*

За плотно закрытой дверью шумела вода. Катя с тоской смотрела на барельеф писающего мальчика, прибитый к двери, словно символ всеобщего похренизма, воцарившегося в жизни, лет пятнадцать назад. Мальчик улыбался, глядя на свою струю, а за его хилой спиной проступали силуэты высотных домов. …Действительно, почему б не писать прямо на улице? Пожалуйста. Это никого не интересует. Каждый озабочен лишь тем, чтоб струя не попала ему на ботинок… И еще Катя никак не могла понять, почему эту эмблему отец прибил на дверь ванной, а не туалета, что выглядело бы гораздо логичнее. Но какая логика в мире, где всем все безразлично?..

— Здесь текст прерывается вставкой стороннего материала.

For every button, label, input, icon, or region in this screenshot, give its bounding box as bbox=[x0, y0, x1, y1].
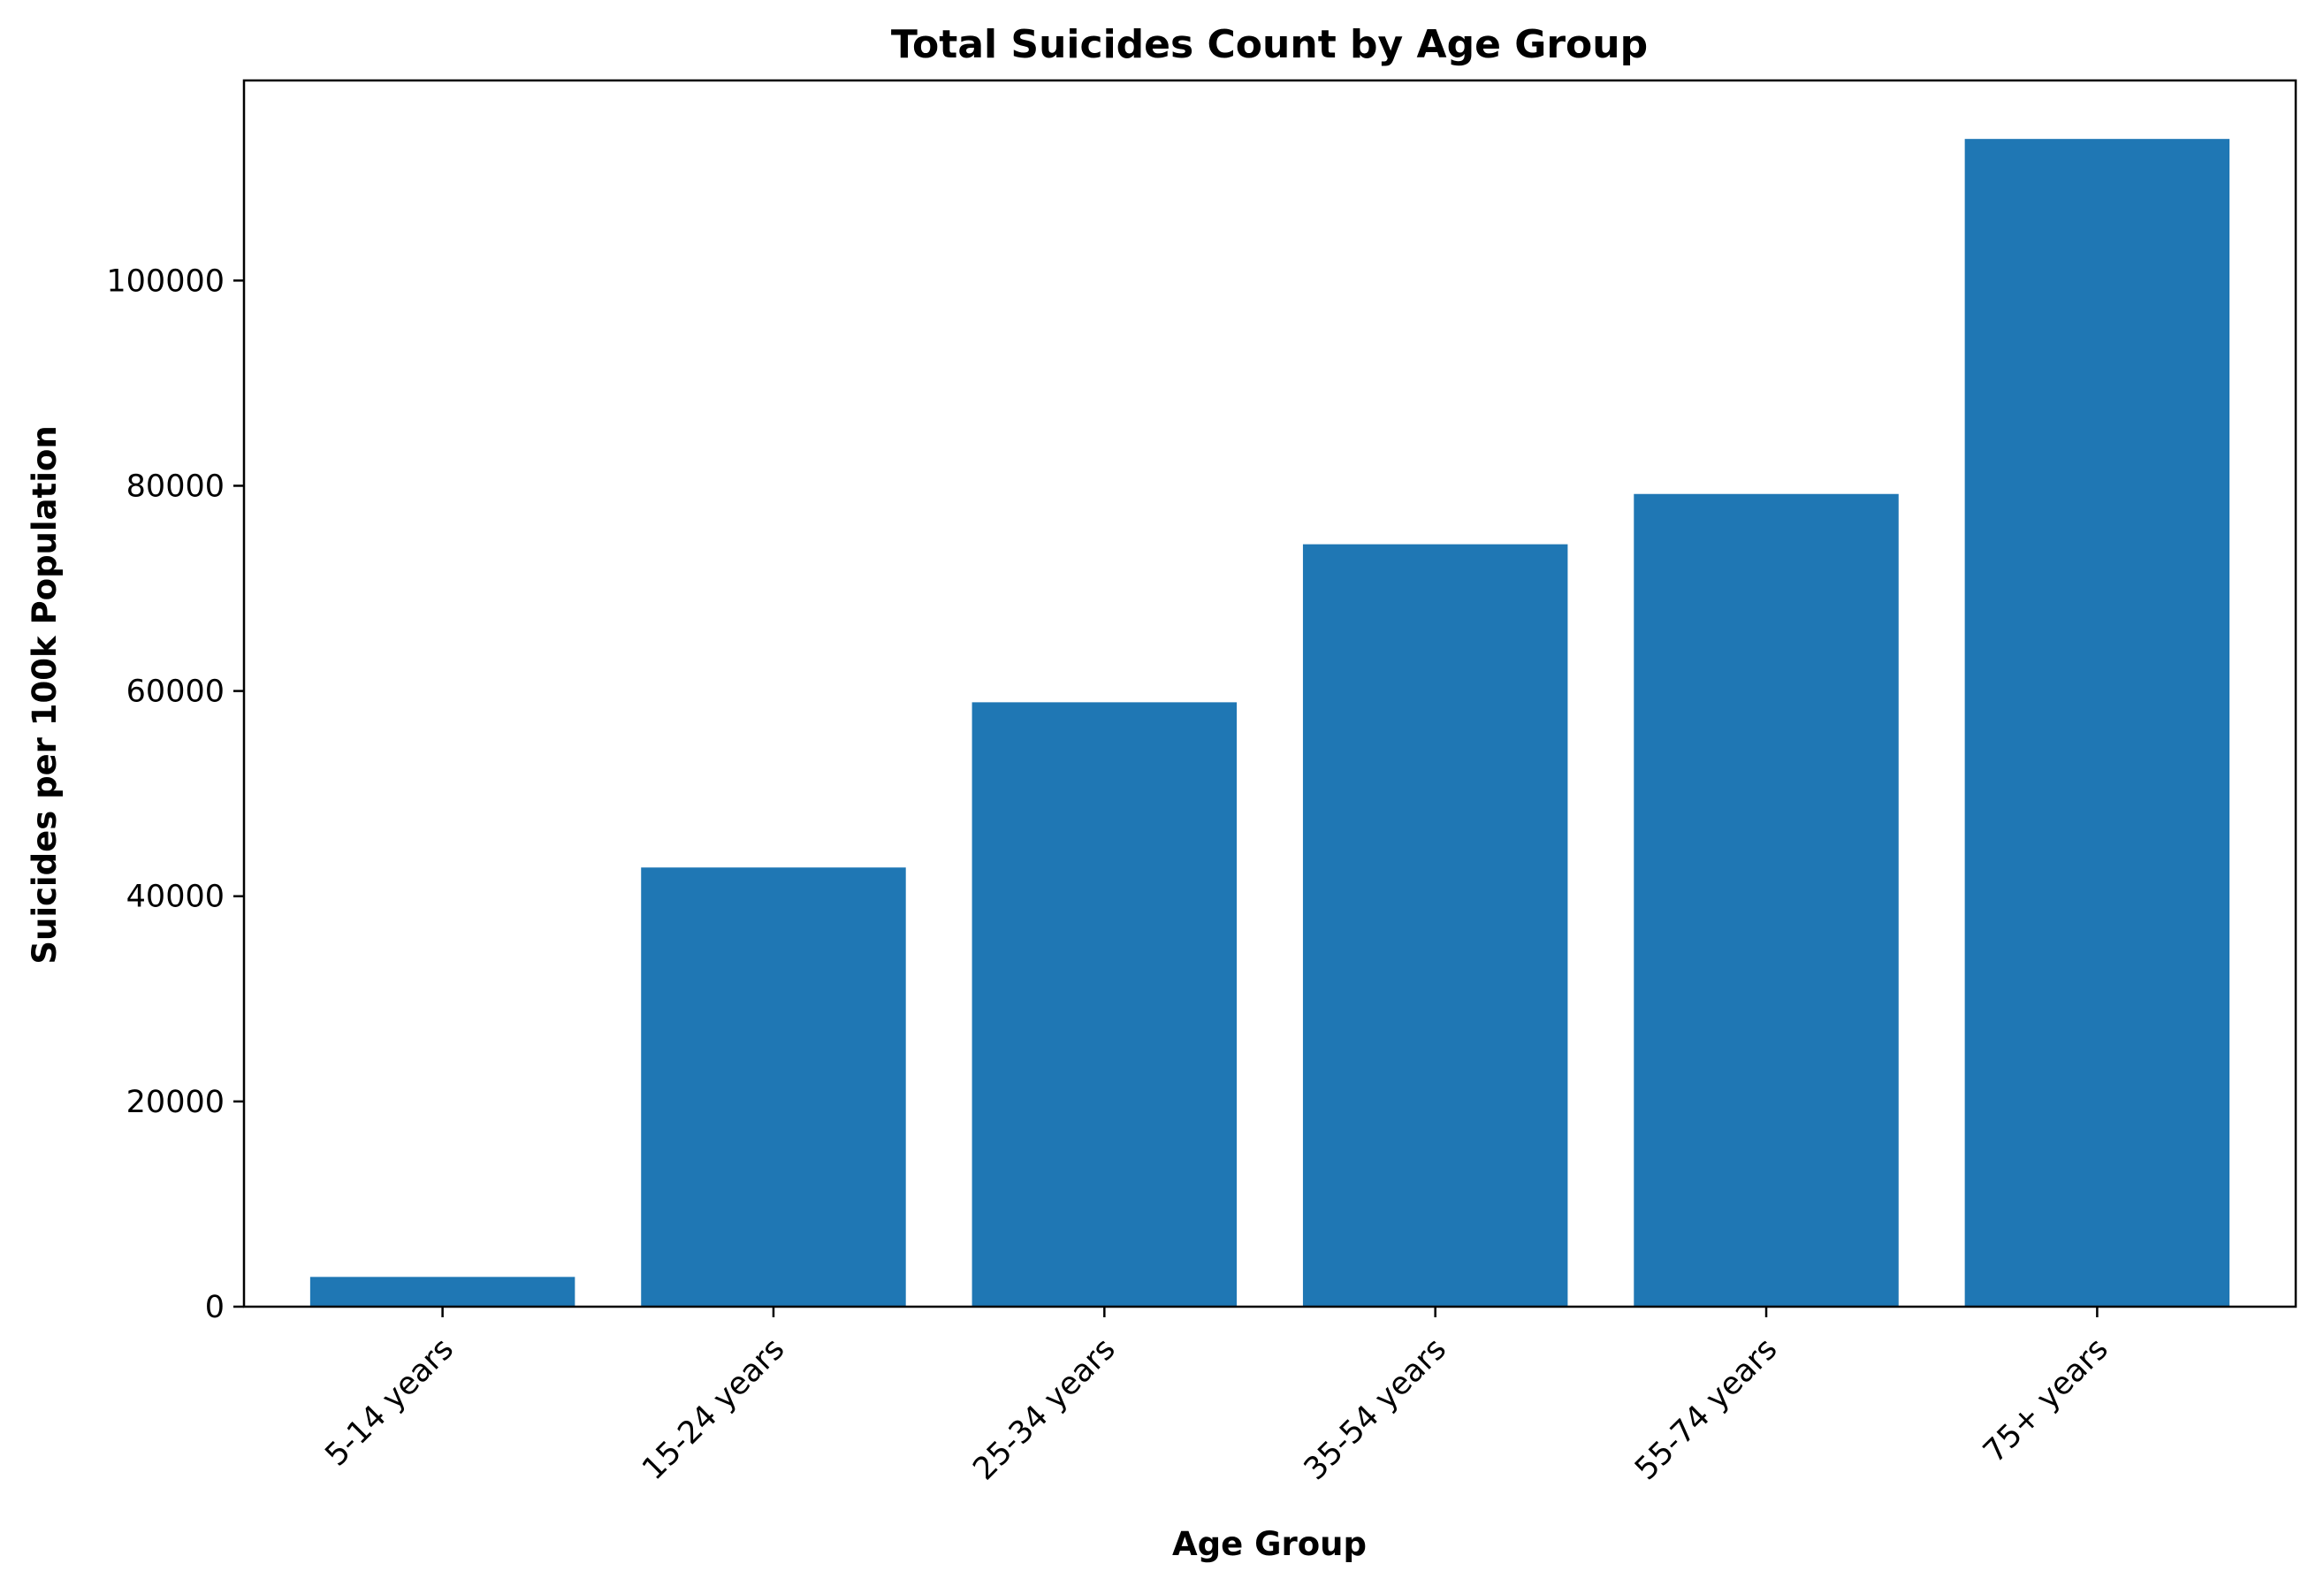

Катя молча вздохнула, слыша, что шум воды не собирается прекращаться, и перевела взгляд на окно, в котором наполовину облетевшие тополя лениво шевелили тяжелыми сучьями. Она не хотела встречаться взглядом с отцом, сидевшим напротив и смачно окунавшим сосиску в банку с соусом; потом он откусывал сразу треть и жевал, натружено двигая челюстями. Рядом лежал кусок хлеба, изломанный каким-то странным образом. Он, вообще, любил мять хлеб, прежде чем отправить в рот – наверное, ему нравилась его податливость и беззащитность. Катя подумала, что представляет для него такой же кусок хлеба, с той лишь разницей, что ее нельзя положить в рот и съесть окончательно.

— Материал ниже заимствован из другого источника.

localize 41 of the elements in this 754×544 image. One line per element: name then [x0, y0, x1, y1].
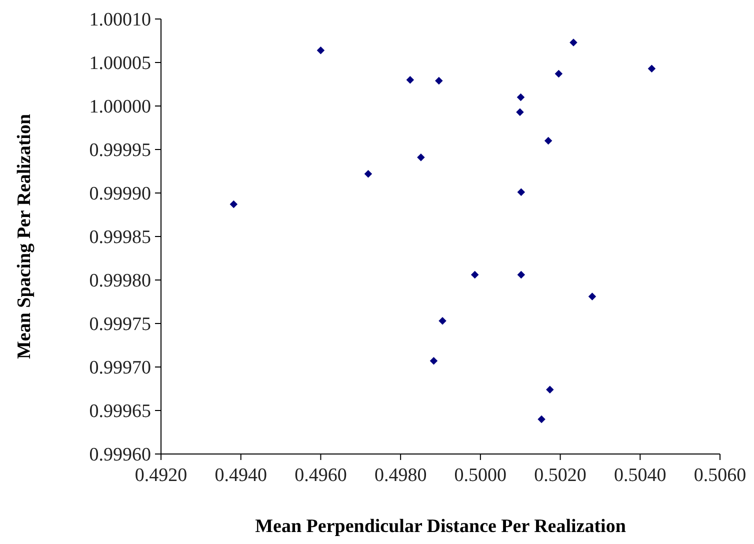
point — [544, 136, 552, 145]
x-tick-label: 0.5040 — [614, 465, 666, 486]
point — [430, 357, 438, 365]
point — [648, 64, 656, 72]
point — [554, 70, 563, 78]
y-tick-label: 0.99980 — [89, 270, 151, 292]
point — [546, 386, 554, 394]
point — [516, 93, 525, 102]
y-tick-label: 0.99990 — [89, 184, 151, 205]
x-tick-label: 0.4920 — [134, 465, 188, 486]
point — [588, 292, 596, 300]
point — [406, 76, 414, 84]
point — [438, 317, 446, 325]
point — [517, 188, 526, 196]
x-tick-label: 0.4980 — [374, 465, 427, 486]
y-tick-label: 1.00000 — [89, 96, 151, 118]
point — [538, 415, 546, 424]
point — [316, 46, 325, 54]
point — [230, 200, 238, 208]
y-tick-label: 0.99960 — [89, 444, 151, 466]
x-tick-label: 0.4960 — [294, 465, 347, 486]
x-tick-label: 0.5000 — [454, 465, 507, 486]
y-axis-title: Mean Spacing Per Realization — [14, 114, 35, 360]
point — [470, 270, 479, 279]
point — [435, 76, 443, 85]
point — [516, 108, 524, 116]
y-tick-label: 0.99985 — [89, 227, 151, 248]
point — [517, 270, 526, 279]
y-tick-label: 1.00010 — [89, 10, 151, 31]
x-tick-label: 0.5060 — [694, 465, 746, 486]
x-axis-title: Mean Perpendicular Distance Per Realization — [255, 516, 626, 537]
y-tick-label: 0.99975 — [89, 314, 151, 336]
y-tick-label: 0.99965 — [89, 401, 151, 422]
x-tick-label: 0.5020 — [534, 465, 586, 486]
y-tick-label: 0.99970 — [89, 358, 151, 379]
point — [570, 38, 578, 46]
point — [364, 170, 372, 178]
x-tick-label: 0.4940 — [214, 465, 267, 486]
y-tick-label: 0.99995 — [89, 140, 151, 162]
point — [417, 153, 425, 162]
y-tick-label: 1.00005 — [89, 53, 151, 74]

…Ну, сколько можно мыться? – подумала она, – так мать на работу опоздает… Но дело было совсем не в работе – она мечтала сама быстро юркнуть в ванную и стоять там, чутко прислушиваясь; ожидая, когда, наконец, хлопнет входная дверь. Сначала раз, потом второй, и квартира останется, пусть на время, в ее полном распоряжении; тихая и совершенно безопасная. Но мать сегодня, видимо, не спешила, и Кате ничего не оставалось, как созерцать мрачный осенний пейзаж и гадать, вернется ли отец к вчерашнему (…если б только вчерашнему!.. Скорее, вечному…) разговору или оставит его до вечера. Он уже прихлебывал чай из большой треснувшей кружки, и Катя украдкой скосила взгляд на будильник – до момента, когда он пойдет одеваться, оставалось целых десять минут. Десять минут можно выдержать, стыдливо потупив глаза и понимающе вздыхая…

– Ну, так что, Катерина? – отец отодвинул чашку и протянув руку, не глядя взял с подоконника сигарету, – какие планы?

– Пойду опять искать работу, – она повернулась к нему лицом. Этот вопрос, слишком обязывающий и конкретный, непременно требовал ответа.

– Ты повторяешь это второй год, – отец тяжело вздохнул. Наверное, с утра у него было более благодушное настроение, чем после трудового дня в душном заводском цехе, среди пахнущего маслом металла (Катя помнила этот мерзкий запах еще со времен преддипломной практики).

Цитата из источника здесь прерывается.